We do have a public server running at the University of Chicago [http://theseed.uchicago.edu/FIG/index.cgi]. There are actually several emerging, but the one at the University of Chicago is probably the one that most people know about. It’s a beta test version. We’re still at the stage where things go wrong, and we fix them. I think that release has new environmental data produced by Craig Venter’s team on it [the Sargasso Sea data]. So we do occasionally get ahead of the game — or, at least, reasonably current — but we’re behind in several other ways.
[The SEED] is hopefully the first of many open source tools, but this is the one that we’re going to base everything on. So it is going to grow into a much larger system.

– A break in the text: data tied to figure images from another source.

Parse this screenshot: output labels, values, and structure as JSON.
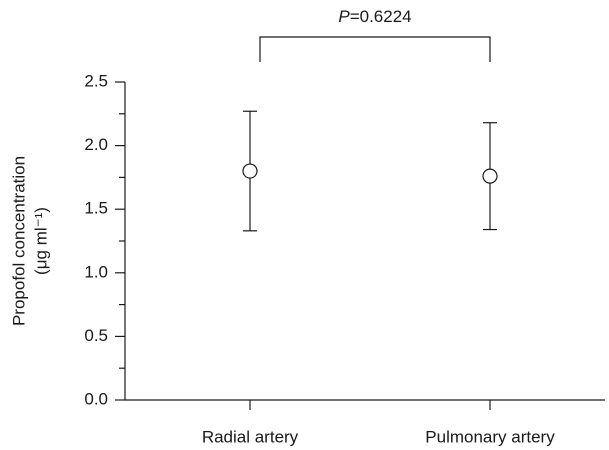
{
  "chart_data": {
    "type": "errorbar",
    "categories": [
      "Radial artery",
      "Pulmonary artery"
    ],
    "values": [
      1.8,
      1.76
    ],
    "errors": [
      0.47,
      0.42
    ],
    "ylabel": [
      "Propofol concentration",
      "(μg ml⁻¹)"
    ],
    "ylim": [
      0,
      2.5
    ],
    "yticks": [
      {
        "value": 0,
        "label": "0.0"
      },
      0.5,
      {
        "value": 1,
        "label": "1.0"
      },
      1.5,
      {
        "value": 2,
        "label": "2.0"
      },
      2.5
    ],
    "yminor_ticks": [
      0.25,
      0.75,
      1.25,
      1.75,
      2.25
    ],
    "annotation": {
      "symbol": "P",
      "text": "=0.6224"
    },
    "marker_fill": "#ffffff",
    "color": "#1a1a1a"
  }
}
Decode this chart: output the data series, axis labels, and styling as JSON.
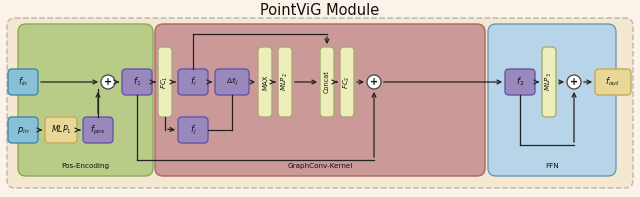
{
  "title": "PointViG Module",
  "title_fontsize": 10.5,
  "fig_bg": "#fbf3e8",
  "outer_box_color": "#f5e8d0",
  "outer_box_edge": "#bbbbbb",
  "pos_enc_bg": "#b8cc88",
  "pos_enc_edge": "#88aa55",
  "pos_enc_label": "Pos-Encoding",
  "gck_bg": "#cc9999",
  "gck_edge": "#aa6666",
  "gck_label": "GraphConv-Kernel",
  "ffn_bg": "#b8d4e8",
  "ffn_edge": "#6699bb",
  "ffn_label": "FFN",
  "blue_box_fc": "#88c0d8",
  "blue_box_ec": "#4488aa",
  "purple_box_fc": "#9988bb",
  "purple_box_ec": "#6655aa",
  "yellow_box_fc": "#e8d898",
  "yellow_box_ec": "#c8aa55",
  "tall_box_fc": "#eeeebb",
  "tall_box_ec": "#aaaa77",
  "circle_fc": "#ffffff",
  "circle_ec": "#444444",
  "arrow_color": "#222222",
  "text_color": "#111111",
  "lfs": 6.2,
  "sfs": 5.2,
  "tfs": 5.0
}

How many organisms are available in the Seed?
Right now, we’re not distributing the full thing because some of the organisms have restrictions on redistribution. So I believe what you’ll see if you go there is around 220 organisms. We do occasionally give out the larger number that has genomes from Sanger and JGI and so forth, but that’s [only] to people who are using them for their own personal research and agree to the restrictions.
The system is really designed so that people can add their own data to it fairly easily. It struck us early on that most of the people annotating genomes don’t have access to a framework to do the comparative analysis. What happens is once the genome is annotated, it’s made available in systems like KEGG and Swiss-Prot and NCBI. But before it’s released, when the serious annotation work is being done, the user seldom has access to an environment for examining it in the context of other sequenced genomes. Basically what they can do is get similarities to other genes, and that’s what they use to annotate it, but it’s only after the initial annotation is done that the organism becomes available in the context where you can really work on it. So what the SEED offers is a painless way to have access to a full framework for comparative analysis before you release your data to the public archives. You just install your genome on your own version of the SEED, you work on it, and when you’re ready to release the genome, you put it in the archives and it drifts to everyone.

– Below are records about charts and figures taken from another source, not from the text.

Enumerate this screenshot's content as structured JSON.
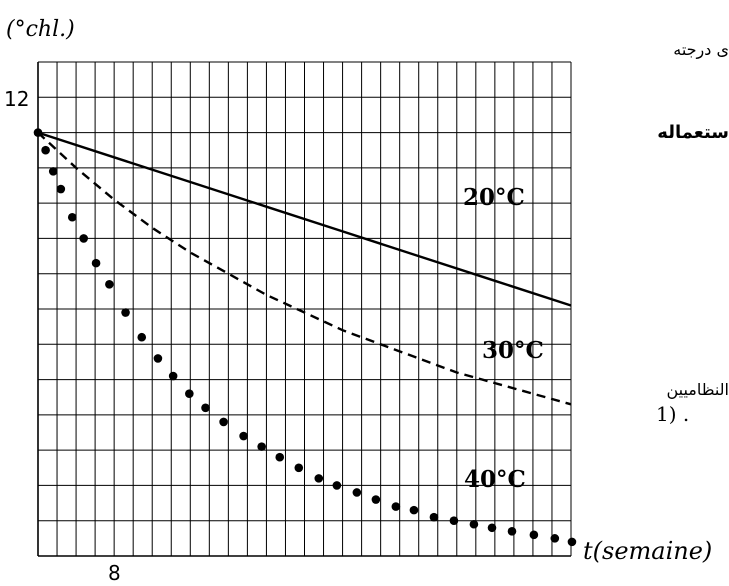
{
  "chart_data": {
    "type": "line",
    "ylabel": "(°chl.)",
    "xlabel": "t(semaine)",
    "y_tick_label": "12",
    "x_tick_label": "8",
    "grid": true,
    "x_range": [
      0,
      56
    ],
    "y_range": [
      0,
      14
    ],
    "series": [
      {
        "name": "20°C",
        "style": "solid",
        "x": [
          0,
          8,
          16,
          24,
          32,
          40,
          48,
          56
        ],
        "y": [
          12,
          11.3,
          10.6,
          9.9,
          9.2,
          8.5,
          7.8,
          7.1
        ]
      },
      {
        "name": "30°C",
        "style": "dashed",
        "x": [
          0,
          4,
          8,
          12,
          16,
          20,
          24,
          28,
          32,
          36,
          40,
          44,
          48,
          52,
          56
        ],
        "y": [
          12,
          11.0,
          10.1,
          9.3,
          8.6,
          8.0,
          7.4,
          6.9,
          6.4,
          6.0,
          5.6,
          5.2,
          4.9,
          4.6,
          4.3
        ]
      },
      {
        "name": "40°C",
        "style": "dotted",
        "x": [
          0,
          0.8,
          1.6,
          2.4,
          3.6,
          4.8,
          6.1,
          7.5,
          9.2,
          10.9,
          12.6,
          14.2,
          15.9,
          17.6,
          19.5,
          21.6,
          23.5,
          25.4,
          27.4,
          29.5,
          31.4,
          33.5,
          35.5,
          37.6,
          39.5,
          41.6,
          43.7,
          45.8,
          47.7,
          49.8,
          52.1,
          54.3,
          56.1
        ],
        "y": [
          12,
          11.5,
          10.9,
          10.4,
          9.6,
          9.0,
          8.3,
          7.7,
          6.9,
          6.2,
          5.6,
          5.1,
          4.6,
          4.2,
          3.8,
          3.4,
          3.1,
          2.8,
          2.5,
          2.2,
          2.0,
          1.8,
          1.6,
          1.4,
          1.3,
          1.1,
          1.0,
          0.9,
          0.8,
          0.7,
          0.6,
          0.5,
          0.4
        ]
      }
    ]
  },
  "side_text": {
    "line1": "ى درجته",
    "line2": "ستعماله",
    "line3": "النظاميين",
    "line4": "1) ."
  }
}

What’s next on your list of short-term goals?
There are numerous things we’re working on. Probably, this year, we’re going to have to focus on two things. One is the interpretation of microarray data, and the other is connecting the central machinery to medical topics like cancer. Most people view the human genome as the core machinery surrounded by regulatory mechanisms. The core machinery is relatively small, the regulatory mechanisms are relatively large, and many medical disorders are in the regulatory mechanisms. So your common medical research would focus on signal transduction cascades in the regulatory mechanism.

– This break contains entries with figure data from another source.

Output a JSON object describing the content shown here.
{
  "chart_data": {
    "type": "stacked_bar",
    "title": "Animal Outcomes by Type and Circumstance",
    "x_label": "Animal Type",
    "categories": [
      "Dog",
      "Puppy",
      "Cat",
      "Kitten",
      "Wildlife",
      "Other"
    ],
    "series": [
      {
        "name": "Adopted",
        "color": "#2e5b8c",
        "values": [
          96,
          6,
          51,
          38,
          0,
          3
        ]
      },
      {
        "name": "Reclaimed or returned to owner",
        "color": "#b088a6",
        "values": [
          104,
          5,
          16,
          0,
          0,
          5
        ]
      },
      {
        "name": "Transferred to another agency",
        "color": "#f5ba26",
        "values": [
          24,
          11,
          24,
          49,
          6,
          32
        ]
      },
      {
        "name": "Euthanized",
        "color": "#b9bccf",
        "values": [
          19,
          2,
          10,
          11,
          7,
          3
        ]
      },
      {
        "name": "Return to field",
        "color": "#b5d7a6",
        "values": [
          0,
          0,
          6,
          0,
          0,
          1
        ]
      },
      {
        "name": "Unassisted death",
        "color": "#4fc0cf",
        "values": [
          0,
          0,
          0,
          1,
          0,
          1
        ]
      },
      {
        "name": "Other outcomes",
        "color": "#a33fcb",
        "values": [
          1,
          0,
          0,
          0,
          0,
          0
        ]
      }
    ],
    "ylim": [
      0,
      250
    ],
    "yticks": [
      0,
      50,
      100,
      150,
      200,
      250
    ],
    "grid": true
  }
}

We’re moving into comparative analysis within eukaryotic organisms, microarray analysis, and probably SNPs too, in a general context. The tools to support the interpretation of SNPs are still not so good in my opinion. We haven’t done good ones yet, either, so I shouldn’t be saying anything; but these are things we look forward to. And actually, we at FIG are not going to do most of it. Within this collaborative effort we’re finding different people developing different tools, and they will integrate them into the Seed. They like the fact that they can take the Seed and build a new system on top of it. So it seems likely that it will be used as a component in a number of more complex systems.